Jaemin hanya memandang kepergian Jisung, dia menatap ponselnya yang berdering menampilkan nomor sang sekertaris.
Jaemin mengangkat ponselnya, "Ada apa?"
"Ayah anda mengamuk saat mengetahui anda menceraikan tuan Jisung," seru sang sekertaris.
Jaemin tersenyum kecil, "Selalu saja berulah, tapi kali ini aku akan memaafkannya. Kau sudah menyiapkan hal yang aku inginkan bukan?"
"Iya tuan, apakah saya harus melaporkannya sekarang?" Tanya sang sekertaris.
"Iya, masukkan ayahku ke dalam penjara. Aku tidak suka langkahku di halangi!"
"Baik,"
Jaemin tersenyum, ayahnya itu pengacau. Jadi untuk bebas dari jeratan ayahnya Jaemin sengaja memberikan tuduhan bahwa ayahnya melakukan pencucian uang.
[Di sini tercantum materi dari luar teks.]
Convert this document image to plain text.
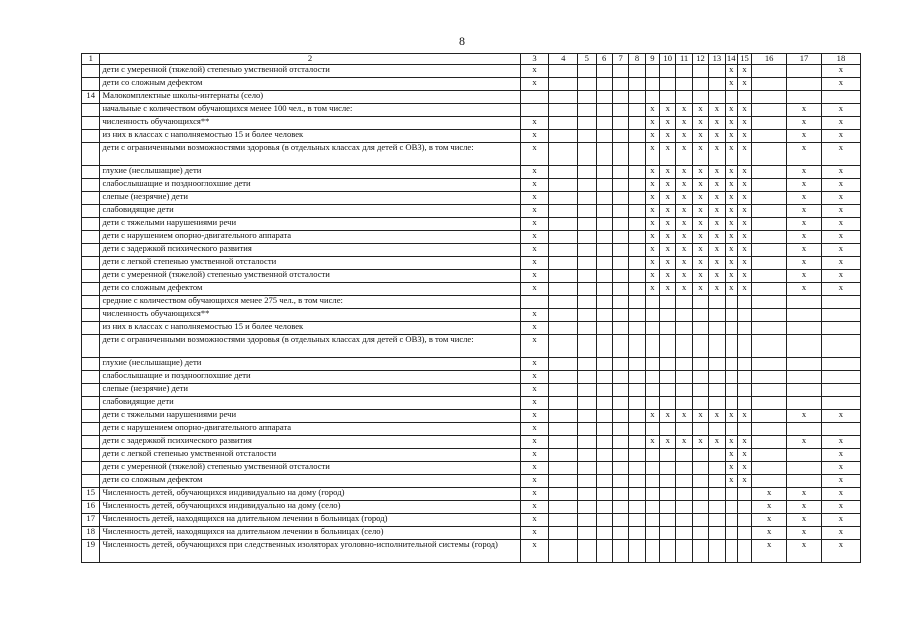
8
1	2	3	4	5	6	7	8	9	10	11	12	13	14	15	16	17	18
	дети с умеренной (тяжелой) степенью умственной отсталости	х											х	х			х
	дети со сложным дефектом	х											х	х			х
14	Малокомплектные школы-интернаты (село)																
	начальные с количеством обучающихся менее 100 чел., в том числе:							х	х	х	х	х	х	х		х	х
	численность обучающихся**	х						х	х	х	х	х	х	х		х	х
	из них в классах с наполняемостью 15 и более человек	х						х	х	х	х	х	х	х		х	х
	дети с ограниченными возможностями здоровья (в отдельных классах для детей с ОВЗ), в том числе:	х						х	х	х	х	х	х	х		х	х
	глухие (неслышащие) дети	х						х	х	х	х	х	х	х		х	х
	слабослышащие и позднооглохшие дети	х						х	х	х	х	х	х	х		х	х
	слепые (незрячие) дети	х						х	х	х	х	х	х	х		х	х
	слабовидящие дети	х						х	х	х	х	х	х	х		х	х
	дети с тяжелыми нарушениями речи	х						х	х	х	х	х	х	х		х	х
	дети с нарушением опорно-двигательного аппарата	х						х	х	х	х	х	х	х		х	х
	дети с задержкой психического развития	х						х	х	х	х	х	х	х		х	х
	дети с легкой степенью умственной отсталости	х						х	х	х	х	х	х	х		х	х
	дети с умеренной (тяжелой) степенью умственной отсталости	х						х	х	х	х	х	х	х		х	х
	дети со сложным дефектом	х						х	х	х	х	х	х	х		х	х
	средние с количеством обучающихся менее 275 чел., в том числе:																
	численность обучающихся**	х															
	из них в классах с наполняемостью 15 и более человек	х															
	дети с ограниченными возможностями здоровья (в отдельных классах для детей с ОВЗ), в том числе:	х															
	глухие (неслышащие) дети	х															
	слабослышащие и позднооглохшие дети	х															
	слепые (незрячие) дети	х															
	слабовидящие дети	х															
	дети с тяжелыми нарушениями речи	х						х	х	х	х	х	х	х		х	х
	дети с нарушением опорно-двигательного аппарата	х															
	дети с задержкой психического развития	х						х	х	х	х	х	х	х		х	х
	дети с легкой степенью умственной отсталости	х											х	х			х
	дети с умеренной (тяжелой) степенью умственной отсталости	х											х	х			х
	дети со сложным дефектом	х											х	х			х
15	Численность детей, обучающихся индивидуально на дому (город)	х													х	х	х
16	Численность детей, обучающихся индивидуально на дому (село)	х													х	х	х
17	Численность детей, находящихся на длительном лечении в больницах (город)	х													х	х	х
18	Численность детей, находящихся на длительном лечении в больницах (село)	х													х	х	х
19	Численность детей, обучающихся при следственных изоляторах уголовно-исполнительной системы (город)	х													х	х	х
"Sekarang semua jalanku akan aman, hanya perlu membereskan beberapa hama yang mengganggu," gumam Jaemin.
Jaemin menatap Jisung yang menarik kopernya, Jaemin hanya memandang tanpa niat membantu.
"Berhati-hatilah," seru Jaemin.
Jisung mengangguk, "Terima kasih, tapi aku tidak perlu kata-kata mu itu,"
Jaemin hanya mengangkat bahu tidak peduli, dirinya pergi meninggalkan Jisung yang dibantu supirnya untuk membawa barang-barang Jisung.
Setelah selesai, Jisung langsung bergegas menuju ke tempat persemayaman abu sang ayah.
Jisung langsung bergegas menuju guci abu sang ayah, meninggalkan sang supir yang masih setia menunggu Jisung. Tuannya berpesan antarkan Jisung pulang sampai ke rumah Jisung, jadi dia harus benar-benar melaksanakan perintah tuannya.
Jisung kini menatap guci yang berisikan abu sang ayah, Jisung menangis sejadi-jadinya. Jisung meminta maaf pada sang ayah karena tidak bisa menemani sang ayah pada saat-saat terakhir bahkan sampai saat dimana ayahnya di kremasi.
Jisung benar-benar menyesal, dirinya merasa seperti anak yang tidak berbakti. "Maafkan Jie, ayah!"
"Maaf, karena Jie bukanlah anak yang berbakti!"
"Maaf, karena sampai saat ayah dikremasi Jie tidak ada,"
"Jie anak yang tidak berguna, Jie sangat tidak berbakti," gumam Jisung dengan tangisnya di depan abu sang ayah.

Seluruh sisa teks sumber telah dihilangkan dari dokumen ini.